Benefits of Federal Loans (Direct Unsubsidized Loans and Direct PLUS Loans)

  • Affordable monthly payments are available; several repayment plans offer payments based on income.
  • Flexible repayment terms allow borrowers to change their repayment plan as their financial goals or situation changes.
  • Loan forgiveness may be available through programs like Public Service Loan Forgiveness (PSLF), and Income-Driven Repayment plans. 
  • Postponing payments during residency and fellowship are possible through grace, deferment, or forbearance options.
  • Most federal loans are eligible for consolidation through the Direct Consolidation Loan program.
  • A student who is not in default and has not exceeded cumulative loan limits may borrow (if eligible) a Direct Unsubsidized Loan, regardless of credit history.
  • Direct PLUS Loans are available to cover any remaining costs (up to the school’s Cost of Attendance). A Direct PLUS Loan DOES require a credit check. If the borrower has adverse credit, an endorser/co-borrower will be needed for approval.
  • Interest rates vary by loan type; however, once a loan is disbursed, it has a fixed rate. Rates are recalculated for each academic year, which begins on July 1.

Before Borrowing a Private Student Loan, Consider the Following

  • Private loan programs may offer variable or fixed interest rates. The rate will have an impact on the total cost of the loan.
  • Variable rates for private loans may start low, but the rate can rise or fall as the rate indexes change. Check to see if there is a cap on the interest rate.
  • Loan rates are based on the borrower’s credit worthiness. A co-borrower may be needed to help secure a better interest rate. (Co-borrower’s credit needs and the length of the co-borrower’s obligation should be considered carefully before committing to the loan). Interest rate indexes can be compared at www.bankrate.com.
  • Repayment may or may not be required while in school, residency, or fellowship. Review the terms of the promissory note.
  • In comparison to federal loan options, repayment, deferment, forbearance, grace, and loan forgiveness options may be limited.
  • Death and/or disability loan discharge may or may not be available. Check with the lender of the loan.

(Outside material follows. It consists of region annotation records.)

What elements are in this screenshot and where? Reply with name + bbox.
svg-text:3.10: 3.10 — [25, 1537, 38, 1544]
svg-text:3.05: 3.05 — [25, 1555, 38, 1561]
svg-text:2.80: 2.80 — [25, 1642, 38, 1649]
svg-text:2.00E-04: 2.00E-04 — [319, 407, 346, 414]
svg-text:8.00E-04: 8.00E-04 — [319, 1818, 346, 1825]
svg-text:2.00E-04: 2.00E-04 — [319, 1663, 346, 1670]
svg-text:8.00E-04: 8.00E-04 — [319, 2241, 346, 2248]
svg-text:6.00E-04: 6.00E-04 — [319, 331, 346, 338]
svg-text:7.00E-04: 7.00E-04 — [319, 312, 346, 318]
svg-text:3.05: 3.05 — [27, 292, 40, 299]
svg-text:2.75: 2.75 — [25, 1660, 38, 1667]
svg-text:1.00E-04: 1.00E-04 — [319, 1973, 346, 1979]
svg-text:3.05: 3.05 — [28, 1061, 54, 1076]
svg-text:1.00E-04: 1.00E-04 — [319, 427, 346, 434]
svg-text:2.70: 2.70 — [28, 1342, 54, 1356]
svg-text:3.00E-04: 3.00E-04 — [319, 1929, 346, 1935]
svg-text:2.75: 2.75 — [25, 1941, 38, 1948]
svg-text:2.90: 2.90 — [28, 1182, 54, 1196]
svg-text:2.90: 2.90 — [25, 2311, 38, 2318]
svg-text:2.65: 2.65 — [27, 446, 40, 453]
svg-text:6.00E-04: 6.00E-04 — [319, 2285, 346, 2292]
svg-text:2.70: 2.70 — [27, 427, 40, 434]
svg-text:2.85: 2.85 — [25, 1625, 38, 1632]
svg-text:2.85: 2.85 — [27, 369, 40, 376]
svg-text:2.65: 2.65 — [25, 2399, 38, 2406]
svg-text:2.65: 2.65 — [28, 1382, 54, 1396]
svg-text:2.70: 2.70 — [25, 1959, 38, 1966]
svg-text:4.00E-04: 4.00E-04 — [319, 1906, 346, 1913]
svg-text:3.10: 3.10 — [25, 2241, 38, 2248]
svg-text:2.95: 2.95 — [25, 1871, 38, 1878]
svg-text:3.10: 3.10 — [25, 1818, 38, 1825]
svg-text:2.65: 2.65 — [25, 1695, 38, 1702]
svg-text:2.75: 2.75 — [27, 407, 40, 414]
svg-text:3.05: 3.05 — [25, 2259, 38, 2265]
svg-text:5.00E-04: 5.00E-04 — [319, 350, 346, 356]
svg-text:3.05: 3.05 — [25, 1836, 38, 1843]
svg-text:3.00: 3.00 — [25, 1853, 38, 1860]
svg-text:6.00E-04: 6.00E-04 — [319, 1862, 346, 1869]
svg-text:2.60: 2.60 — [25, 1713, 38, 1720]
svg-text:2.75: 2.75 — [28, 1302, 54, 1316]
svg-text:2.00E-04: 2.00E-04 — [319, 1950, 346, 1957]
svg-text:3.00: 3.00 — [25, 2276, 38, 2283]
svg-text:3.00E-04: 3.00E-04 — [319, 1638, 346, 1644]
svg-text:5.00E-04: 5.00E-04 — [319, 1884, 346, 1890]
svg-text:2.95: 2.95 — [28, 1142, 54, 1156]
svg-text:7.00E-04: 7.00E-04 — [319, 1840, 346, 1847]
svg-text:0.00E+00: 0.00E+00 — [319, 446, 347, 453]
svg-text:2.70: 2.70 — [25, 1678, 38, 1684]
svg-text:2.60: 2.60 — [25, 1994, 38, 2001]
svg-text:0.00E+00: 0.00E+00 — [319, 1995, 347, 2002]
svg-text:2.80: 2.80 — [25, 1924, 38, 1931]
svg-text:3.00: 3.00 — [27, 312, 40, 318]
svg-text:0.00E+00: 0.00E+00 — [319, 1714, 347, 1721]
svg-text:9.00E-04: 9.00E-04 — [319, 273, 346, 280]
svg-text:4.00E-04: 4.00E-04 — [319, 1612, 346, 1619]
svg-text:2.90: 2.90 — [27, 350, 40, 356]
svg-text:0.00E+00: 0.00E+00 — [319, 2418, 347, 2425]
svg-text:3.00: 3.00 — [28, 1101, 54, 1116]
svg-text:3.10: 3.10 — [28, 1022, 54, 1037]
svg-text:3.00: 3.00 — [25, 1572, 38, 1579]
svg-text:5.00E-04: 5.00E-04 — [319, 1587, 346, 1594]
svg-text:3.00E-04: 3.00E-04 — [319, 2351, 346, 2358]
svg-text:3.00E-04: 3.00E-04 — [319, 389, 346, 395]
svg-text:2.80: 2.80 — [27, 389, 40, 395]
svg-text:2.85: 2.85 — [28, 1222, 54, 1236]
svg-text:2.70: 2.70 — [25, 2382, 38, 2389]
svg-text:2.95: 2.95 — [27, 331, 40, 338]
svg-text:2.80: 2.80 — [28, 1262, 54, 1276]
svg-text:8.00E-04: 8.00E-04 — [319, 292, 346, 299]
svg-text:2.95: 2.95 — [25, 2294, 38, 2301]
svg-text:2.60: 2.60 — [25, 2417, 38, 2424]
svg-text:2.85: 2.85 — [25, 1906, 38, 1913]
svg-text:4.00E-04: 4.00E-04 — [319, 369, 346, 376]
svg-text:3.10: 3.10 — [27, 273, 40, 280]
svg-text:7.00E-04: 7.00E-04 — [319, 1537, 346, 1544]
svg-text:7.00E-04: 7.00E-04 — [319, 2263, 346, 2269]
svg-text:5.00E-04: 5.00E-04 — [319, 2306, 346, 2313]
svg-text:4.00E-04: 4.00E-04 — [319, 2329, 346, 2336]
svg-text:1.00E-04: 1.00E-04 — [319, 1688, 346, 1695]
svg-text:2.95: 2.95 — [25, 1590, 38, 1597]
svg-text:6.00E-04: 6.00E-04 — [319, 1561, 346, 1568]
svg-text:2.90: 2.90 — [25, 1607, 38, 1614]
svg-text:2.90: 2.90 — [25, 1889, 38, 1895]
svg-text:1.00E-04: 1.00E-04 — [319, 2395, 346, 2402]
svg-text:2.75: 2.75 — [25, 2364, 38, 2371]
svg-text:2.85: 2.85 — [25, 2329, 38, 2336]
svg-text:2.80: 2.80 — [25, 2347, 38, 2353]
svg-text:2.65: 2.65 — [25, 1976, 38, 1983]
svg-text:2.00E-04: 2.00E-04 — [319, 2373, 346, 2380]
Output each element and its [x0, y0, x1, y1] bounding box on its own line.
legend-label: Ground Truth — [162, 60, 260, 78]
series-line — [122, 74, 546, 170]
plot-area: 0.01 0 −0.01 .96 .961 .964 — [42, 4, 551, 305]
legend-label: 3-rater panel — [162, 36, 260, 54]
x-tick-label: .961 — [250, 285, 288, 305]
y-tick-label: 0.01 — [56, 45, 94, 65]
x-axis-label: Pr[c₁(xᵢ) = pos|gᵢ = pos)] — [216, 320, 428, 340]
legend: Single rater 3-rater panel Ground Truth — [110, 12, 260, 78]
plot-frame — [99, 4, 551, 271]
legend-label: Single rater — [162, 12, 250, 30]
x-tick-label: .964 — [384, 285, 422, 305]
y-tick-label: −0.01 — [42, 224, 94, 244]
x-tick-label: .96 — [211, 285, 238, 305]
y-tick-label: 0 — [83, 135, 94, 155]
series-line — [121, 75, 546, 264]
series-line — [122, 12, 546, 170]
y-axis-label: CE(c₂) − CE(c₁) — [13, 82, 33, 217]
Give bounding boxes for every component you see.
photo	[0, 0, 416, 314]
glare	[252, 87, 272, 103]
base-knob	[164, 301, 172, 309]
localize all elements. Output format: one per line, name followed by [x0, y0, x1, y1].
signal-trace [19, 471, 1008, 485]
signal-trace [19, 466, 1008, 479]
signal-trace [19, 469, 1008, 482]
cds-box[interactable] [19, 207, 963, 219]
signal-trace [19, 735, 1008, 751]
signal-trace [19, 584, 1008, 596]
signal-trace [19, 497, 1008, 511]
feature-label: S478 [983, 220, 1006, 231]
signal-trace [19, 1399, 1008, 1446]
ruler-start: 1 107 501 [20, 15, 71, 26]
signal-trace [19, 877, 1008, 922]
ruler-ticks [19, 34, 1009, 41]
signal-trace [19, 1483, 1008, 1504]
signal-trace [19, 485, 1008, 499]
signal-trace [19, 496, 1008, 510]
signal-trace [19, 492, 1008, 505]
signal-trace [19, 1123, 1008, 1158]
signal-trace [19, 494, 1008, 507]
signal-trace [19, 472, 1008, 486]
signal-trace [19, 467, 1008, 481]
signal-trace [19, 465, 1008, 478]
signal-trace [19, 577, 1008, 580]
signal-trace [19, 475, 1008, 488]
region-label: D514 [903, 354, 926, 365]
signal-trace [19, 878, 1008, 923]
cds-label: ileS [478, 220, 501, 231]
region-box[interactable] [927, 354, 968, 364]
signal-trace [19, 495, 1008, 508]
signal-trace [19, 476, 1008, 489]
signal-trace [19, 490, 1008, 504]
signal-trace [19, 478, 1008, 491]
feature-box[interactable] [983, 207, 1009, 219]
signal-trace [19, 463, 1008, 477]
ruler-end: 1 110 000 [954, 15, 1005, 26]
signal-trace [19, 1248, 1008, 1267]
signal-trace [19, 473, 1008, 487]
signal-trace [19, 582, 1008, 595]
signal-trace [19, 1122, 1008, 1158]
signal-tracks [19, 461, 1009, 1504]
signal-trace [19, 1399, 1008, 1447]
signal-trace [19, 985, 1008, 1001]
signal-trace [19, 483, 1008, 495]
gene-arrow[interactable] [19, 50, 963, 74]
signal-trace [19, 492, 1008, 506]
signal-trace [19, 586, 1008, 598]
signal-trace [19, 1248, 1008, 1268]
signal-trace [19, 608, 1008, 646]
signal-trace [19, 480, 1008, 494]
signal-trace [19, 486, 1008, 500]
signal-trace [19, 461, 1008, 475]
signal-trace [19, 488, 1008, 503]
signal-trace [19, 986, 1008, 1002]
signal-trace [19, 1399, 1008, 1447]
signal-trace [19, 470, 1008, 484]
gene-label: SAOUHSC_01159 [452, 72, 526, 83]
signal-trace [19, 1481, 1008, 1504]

A private loan may make sense if...

  • The borrower is ineligible for federal student aid.
  • The rate of the private debt is lower than the federal debt, and the rate is expected to remain lower for the length of repayment.
  • A borrower is certain of significant income in a short period of time and will aggressively repay the loan, thereby paying less overall.
  • The borrower has access to additional funds to repay the loan even when residency income is limited.